The history and fortunes of French villages are inextricably linked to their local water sources – at least in popular folklore – and this region is no different.
Writers like Marcel Pagnol in ‘Jean de Florette’ and ‘Manon des Sources’ have created something of a mystique and a romantic ideology around the important of village springs to community and livelihood, true or otherwise.
We have certainly heard many stories since arriving in Quillan, of the various local springs, and advice on which to sample depending on what you are looking for. The practice here does seem to be to prefer water direct from a source, than from a tap, or even from bought spring water.
Opinion has generally been unanimous that that the source at Axat is the one to go for, so we have been keen to test the theory. There was the just the small matter of navigating the narrowest piece of gorge road in the Haute Vallee de l’Aude to contend with.
This section of gorge road is controlled by lights that regulate the flow of cars at either end to ensure that traffic flow is only ever one way and you shouldn’t have to face the trauma of a logging truck coming at you in the other direction. The lights at the Axat end are stationed just before the Gorges de St Georges road sign, and the source is just beyond the sign on the left hand side, necessitating a tricky turn of some kind.
Advice from friends here had been to drive through the gorge, turn at the other end where space allows better for it, and drive back, pulling in to the small parking area on the correct side of the road. The dread of facing this gorge drive – twice – had been putting me off making the trip to the source, which is a little ridiculous, even for me. My younger sister claims to recall this section of road as one of her favourite to drive.
Having resolved to face my fear, we set off on a clear and chilly Sunday afternoon, during the late lunch hour, emboldened and determined just to do it, and bargaining on very little traffic at that time of day. In the event, having reached the traffic lights, green in our favour, and there being no traffic behind, I risked a quick turning manoeuvre and eased into the car park, no problem, avoiding the need for the gorge drive entirely! Anti climax.
The source is accessed via one of two pipes protruding from the hillside, bringing water down off the mountains in a seemingly endless supply. It’s cold, clear, and clean, as promised.
Tom des Sources hard at work
We have fish to provide for, as well as our own and B&B guest drinking needs, so we stocked up on two large shopping bags worth of bottles, a surprisingly quick job, with all hands to the pipe.

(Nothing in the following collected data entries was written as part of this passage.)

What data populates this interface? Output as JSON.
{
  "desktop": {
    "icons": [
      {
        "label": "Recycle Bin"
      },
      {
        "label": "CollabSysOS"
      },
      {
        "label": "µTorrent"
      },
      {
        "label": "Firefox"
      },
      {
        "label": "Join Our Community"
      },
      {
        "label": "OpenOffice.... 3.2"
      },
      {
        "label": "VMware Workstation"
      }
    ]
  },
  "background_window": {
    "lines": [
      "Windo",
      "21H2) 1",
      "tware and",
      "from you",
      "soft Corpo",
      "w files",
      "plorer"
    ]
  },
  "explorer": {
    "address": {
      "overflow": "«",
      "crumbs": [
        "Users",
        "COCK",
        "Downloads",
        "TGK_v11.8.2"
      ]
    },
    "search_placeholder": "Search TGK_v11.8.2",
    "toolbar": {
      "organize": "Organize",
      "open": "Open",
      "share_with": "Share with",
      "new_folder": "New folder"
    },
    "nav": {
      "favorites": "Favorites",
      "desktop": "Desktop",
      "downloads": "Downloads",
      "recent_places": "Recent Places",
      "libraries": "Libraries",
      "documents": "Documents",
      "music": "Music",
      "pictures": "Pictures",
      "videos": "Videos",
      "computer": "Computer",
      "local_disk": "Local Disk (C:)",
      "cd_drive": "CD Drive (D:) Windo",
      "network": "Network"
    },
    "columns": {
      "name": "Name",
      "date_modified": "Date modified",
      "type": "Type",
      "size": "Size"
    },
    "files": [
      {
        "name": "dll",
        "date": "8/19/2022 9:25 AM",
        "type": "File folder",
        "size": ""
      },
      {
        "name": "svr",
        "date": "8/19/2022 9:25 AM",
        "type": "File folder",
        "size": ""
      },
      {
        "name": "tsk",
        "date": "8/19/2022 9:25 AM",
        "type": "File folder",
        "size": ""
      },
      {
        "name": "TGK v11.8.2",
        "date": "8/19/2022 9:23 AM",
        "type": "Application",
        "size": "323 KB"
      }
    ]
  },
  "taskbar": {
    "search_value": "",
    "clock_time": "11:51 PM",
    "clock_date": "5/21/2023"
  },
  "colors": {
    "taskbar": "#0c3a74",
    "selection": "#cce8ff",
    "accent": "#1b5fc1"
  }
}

All the while, keeping an eye on the traffic, which was surprisingly steady, for the road and the hour.
While there, a couple of other locals pulled in to fill up on water, demonstrating their parking manoeuvres to avoid the gorge.
The first guy simply pulled across the lanes and parked in the little bay facing the wrong direction. When it came time to leave, he speedily reversed across the lanes back past the road signs, checked the traffic lights, and drove off forward on green. The next woman did a quick and nifty, clearly well-practised turn in her smaller car, pulling directly alongside the source. “I wanted to do that, but was afraid of the turn,” I observed. “Oh, I’m used to it”, she replied wryly.
I got into conversation with the first guy, at his initiative. He volunteered that this source was his favourite for the softness and purity of the water, but recommended another for equal quality, further up in the Pyrenees, proceeding to explain in some detail how to find it. No evidence of Manon des Sources-style protectionism here. If I had understood half of what he said, I might be able to find it.
I will return to fill up here, and am determined to drive the gorge road one sunny, quiet day soon, as I refuse to be bested by my younger sister!